"Twierdzenia, że Pakistan przesuwa swoje rakiety jądrowe w pobliże granicy z Indiami są absolutnie bezpodstawne" - powiedział pakistański prezydent Pervez Musharraf. Ostrzegł również, że gdyby na podobny krok zdecydowały się władze w New Delhi, doprowadziłoby to do dramatycznego zaostrzenia sytuacji.
"Nie sądzę, by którakolwiek ze stron okazała się tak nieodpowiedzialna, by zaczęła konflikt atomowy" - mówił Musharraf. Na razie konflikt ogranicza się do wymiany ognia artyleryjskiego. Jak podała hinduska policja, po wielogodzinnym ostrzale przez Pakistańczyków regionu Poonch w Kaszmirze zginęły co najmniej 4 osoby.
Napięcie między Indiami a Pakistanem osiągnęło poziom grożący w każdej chwili wybuchem wojny. W spornym Kaszmirze po obu stronach granicy, New Dehli i Islamabad zgromadziły już ponad milion żołnierzy. Kolejni, którzy właśnie zakończyli obowiązkowe szkolenia i są w drodze.
W Indiach władze poszczególnych stanów otrzymały polecenie przygotowania nowych rekrutów: Biorąc pod uwagę sytuację w jakiej obecnie znalazł się nasz kraj, władze stanowe powinny bezwzględnie podporządkować się dyrektywom rządu centralnego. Konieczne jest bardzo szczegółowe nadzorowanie granic, a przede wszystkim ostrożność - głosi rządowy komunikat.
Mimo tych zapewnień wiele krajów zachodnich wezwało swoich obywateli, do opuszczenia Indii i Pakistanu. Organizacja Narodów Zjednoczonych z kolei poinformowała wczoraj że przygotowuje się do ewakuacji rodzin swoich pracowników z Pakistanu.

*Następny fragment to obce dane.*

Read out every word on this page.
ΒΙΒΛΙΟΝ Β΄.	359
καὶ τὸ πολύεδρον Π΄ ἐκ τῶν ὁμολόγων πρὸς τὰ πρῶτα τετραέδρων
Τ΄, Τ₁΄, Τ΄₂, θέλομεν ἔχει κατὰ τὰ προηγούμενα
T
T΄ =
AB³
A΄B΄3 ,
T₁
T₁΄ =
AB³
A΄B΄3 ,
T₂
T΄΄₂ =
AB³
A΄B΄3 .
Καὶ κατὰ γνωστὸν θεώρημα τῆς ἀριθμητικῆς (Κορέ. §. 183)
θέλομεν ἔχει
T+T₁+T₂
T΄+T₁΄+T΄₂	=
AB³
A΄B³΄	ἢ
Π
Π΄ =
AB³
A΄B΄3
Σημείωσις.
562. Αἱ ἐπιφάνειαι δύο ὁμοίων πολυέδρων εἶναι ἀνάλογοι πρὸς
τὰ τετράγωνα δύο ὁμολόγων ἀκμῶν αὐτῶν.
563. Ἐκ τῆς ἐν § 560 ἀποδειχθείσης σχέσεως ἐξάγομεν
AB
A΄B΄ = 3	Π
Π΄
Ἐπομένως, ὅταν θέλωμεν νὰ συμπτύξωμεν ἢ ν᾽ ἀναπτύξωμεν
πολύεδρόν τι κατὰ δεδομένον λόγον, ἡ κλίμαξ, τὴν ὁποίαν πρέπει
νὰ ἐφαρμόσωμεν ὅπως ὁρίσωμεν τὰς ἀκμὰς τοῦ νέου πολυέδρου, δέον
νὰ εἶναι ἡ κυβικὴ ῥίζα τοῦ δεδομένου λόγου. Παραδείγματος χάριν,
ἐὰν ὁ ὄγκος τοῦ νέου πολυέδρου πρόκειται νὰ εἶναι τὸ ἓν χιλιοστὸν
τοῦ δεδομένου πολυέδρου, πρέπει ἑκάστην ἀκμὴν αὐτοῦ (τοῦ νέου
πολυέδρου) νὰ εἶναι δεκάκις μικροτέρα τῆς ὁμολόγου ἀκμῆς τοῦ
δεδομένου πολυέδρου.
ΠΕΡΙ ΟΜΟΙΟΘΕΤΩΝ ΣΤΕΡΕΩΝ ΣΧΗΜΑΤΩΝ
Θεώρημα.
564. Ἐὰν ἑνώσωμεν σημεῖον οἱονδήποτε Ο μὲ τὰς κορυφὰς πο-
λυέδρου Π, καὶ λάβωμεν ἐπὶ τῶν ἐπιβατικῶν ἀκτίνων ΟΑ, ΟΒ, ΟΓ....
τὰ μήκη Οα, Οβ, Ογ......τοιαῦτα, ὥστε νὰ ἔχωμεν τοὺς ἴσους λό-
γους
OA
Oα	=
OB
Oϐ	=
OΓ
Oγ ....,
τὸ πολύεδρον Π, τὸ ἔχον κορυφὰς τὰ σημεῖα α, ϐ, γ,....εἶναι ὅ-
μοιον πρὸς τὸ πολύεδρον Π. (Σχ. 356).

Groźba nieuniknionej wojny sprawia, że coraz więcej cudzoziemców opuszcza oba kraje. Są jednak i tacy, którzy się nie boją: Myślę, że napiętą sytuacje w Indiach kreują media. W rzeczywistości wcale nie jest źle. Ja byłem na przykład w Kaszmirze i wszystko jest porządku, wcale nie czułem się zagrożony, nie ma się czego bać - mówił obywatel Szwajcarii na lotnisku w New Delhi.